• November 14th, 2015

Chin Injeti

How music connects us all

In an emotional musical talk, Chin Injeti describes how music transcends culture, region and identity. But more so, melody, rhythm, and the proper cadence of a lyric takes us all from our shell. Recorded at TEDxVancouver at Rogers Arena on November 14, 2015.

Chin Injeti barely has enough fingers to place in the various stylistic musical pies he’s juggling, including his latest solo record entitled, The Reverb. Named after a long defunct Toronto nightclub club that offered a wide palate of musical diverse in its weekly programming, the 14 funky and euphoric tracks of delightful groove-a-lusciousness that comprise The Reverb reveal Injeti’s adaptability as a musical chameleon.

You’ll find a little bit of everything in the 40+minute opus: a smattering of trip-hop during “Around The Outside;” rock exuberance to “Throwback;” a touch of floating ambience to the dreamy “I Don’t Know Where We Are” and some gritty funkiness to “On the Run.” Basically, Injeti is a walking encyclopedia of musical knowledge, and he’s constantly tapping into his own brain to source it.

“I do what I do for everybody,” Injeti explains. “But I work with higher level artists more than up-and-comers. It’s incredible! I facilitate ideas and whatever visions people have, but with those kinds of artists, I have a sound that they like. I have a sound with Khalil that’s kind of organic rock, hip-hop, but it’s not really one genre.

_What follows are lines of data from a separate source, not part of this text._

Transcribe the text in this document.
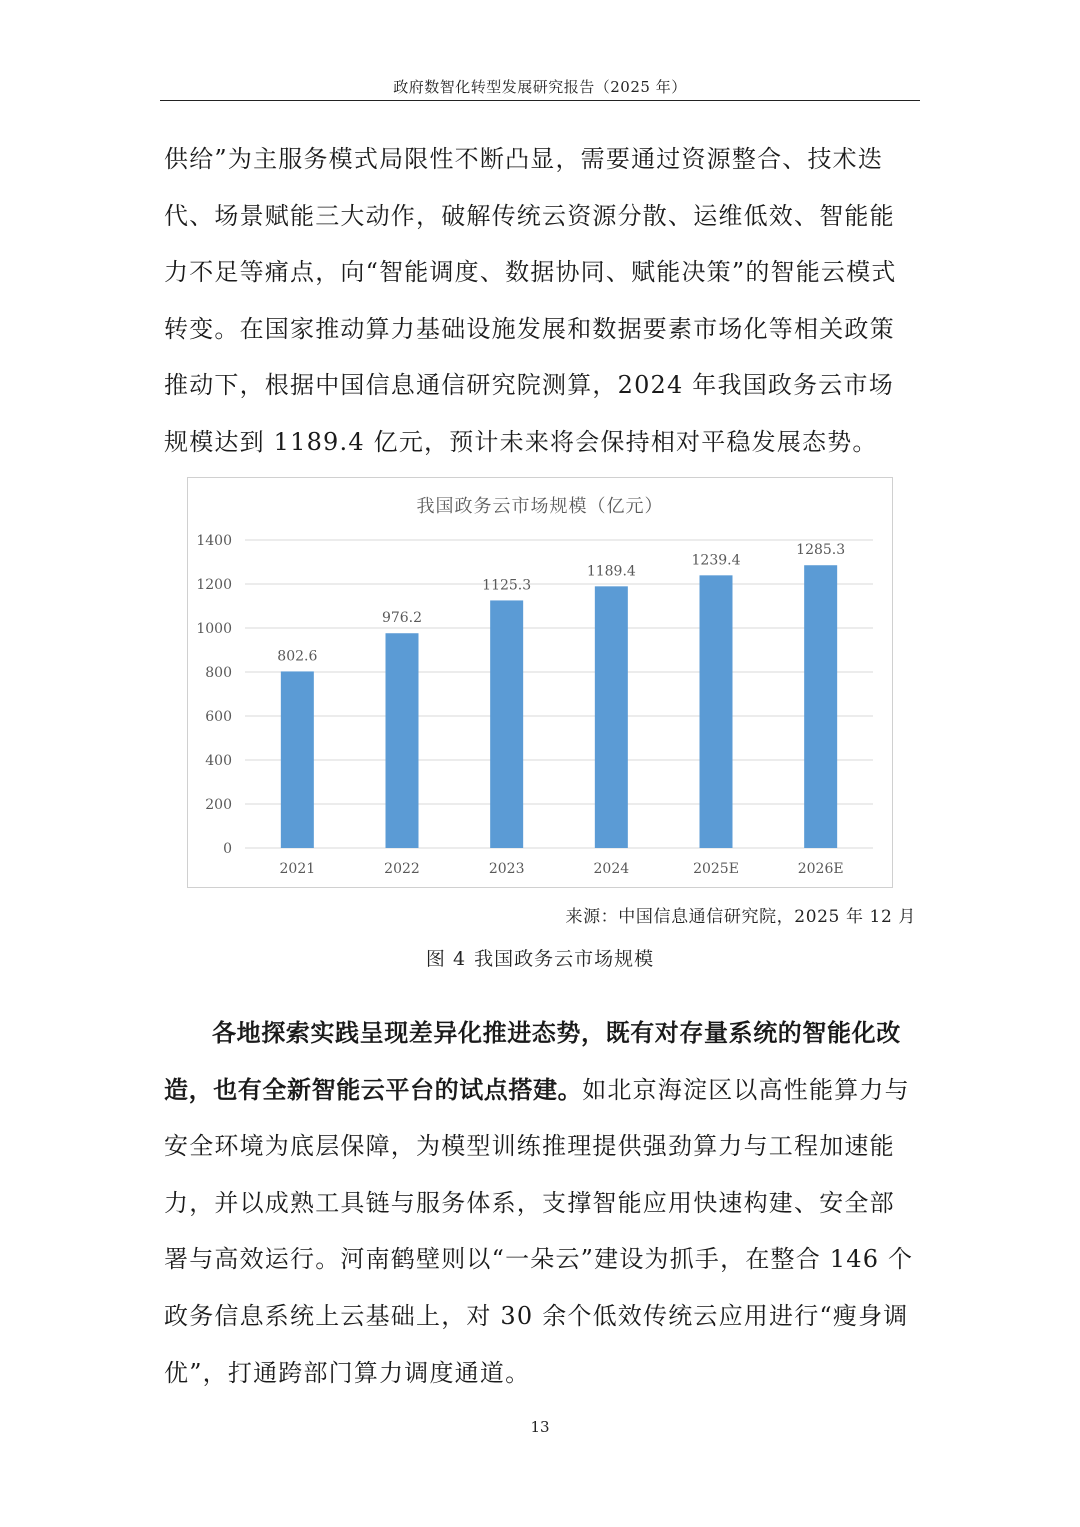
政府数智化转型发展研究报告（2025 年）

供给”为主服务模式局限性不断凸显，需要通过资源整合、技术迭代、场景赋能三大动作，破解传统云资源分散、运维低效、智能能力不足等痛点，向“智能调度、数据协同、赋能决策”的智能云模式转变。在国家推动算力基础设施发展和数据要素市场化等相关政策推动下，根据中国信息通信研究院测算，2024 年我国政务云市场规模达到 1189.4 亿元，预计未来将会保持相对平稳发展态势。

我国政务云市场规模（亿元）
0
200
400
600
800
1000
1200
1400
802.6
2021
976.2
2022
1125.3
2023
1189.4
2024
1239.4
2025E
1285.3
2026E
来源：中国信息通信研究院，2025 年 12 月
图 4 我国政务云市场规模

各地探索实践呈现差异化推进态势，既有对存量系统的智能化改造，也有全新智能云平台的试点搭建。如北京海淀区以高性能算力与安全环境为底层保障，为模型训练推理提供强劲算力与工程加速能力，并以成熟工具链与服务体系，支撑智能应用快速构建、安全部署与高效运行。河南鹤壁则以“一朵云”建设为抓手，在整合 146 个政务信息系统上云基础上，对 30 余个低效传统云应用进行“瘦身调优”，打通跨部门算力调度通道。

13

It just feels natural the way it happens, and I feel very blessed.“

Injeti’s humility and optimism come naturally, partially due to taking nothing in life for granted, and partially through staging an amazing recovery from a crippling disease. Born Pranam Injeti in India, Chin contracted polio at an early age and was wheelchair-bound for most of his young life, moving to Canada at the age of 5 because of the country’s acclaimed national health system.

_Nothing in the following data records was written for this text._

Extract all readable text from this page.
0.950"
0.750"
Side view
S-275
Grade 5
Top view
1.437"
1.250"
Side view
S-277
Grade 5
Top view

Thanks to his devoted mother Ellen, who refused to accept the hand the disease dealt her son, and treatment from some of the best medical professionals in Canada, Injeti eventually walked again.

“Music is a universal language” says Injeti. “Everyone speaks it. Everyone feels something from it.” Truly, this notion has helped to guide the talented Canadian record producer along his life’s journey ­ from surviving polio as a young boy to winning Juno and Grammy Awards for his work producing international superstars like Eminem, Pink, and Drake.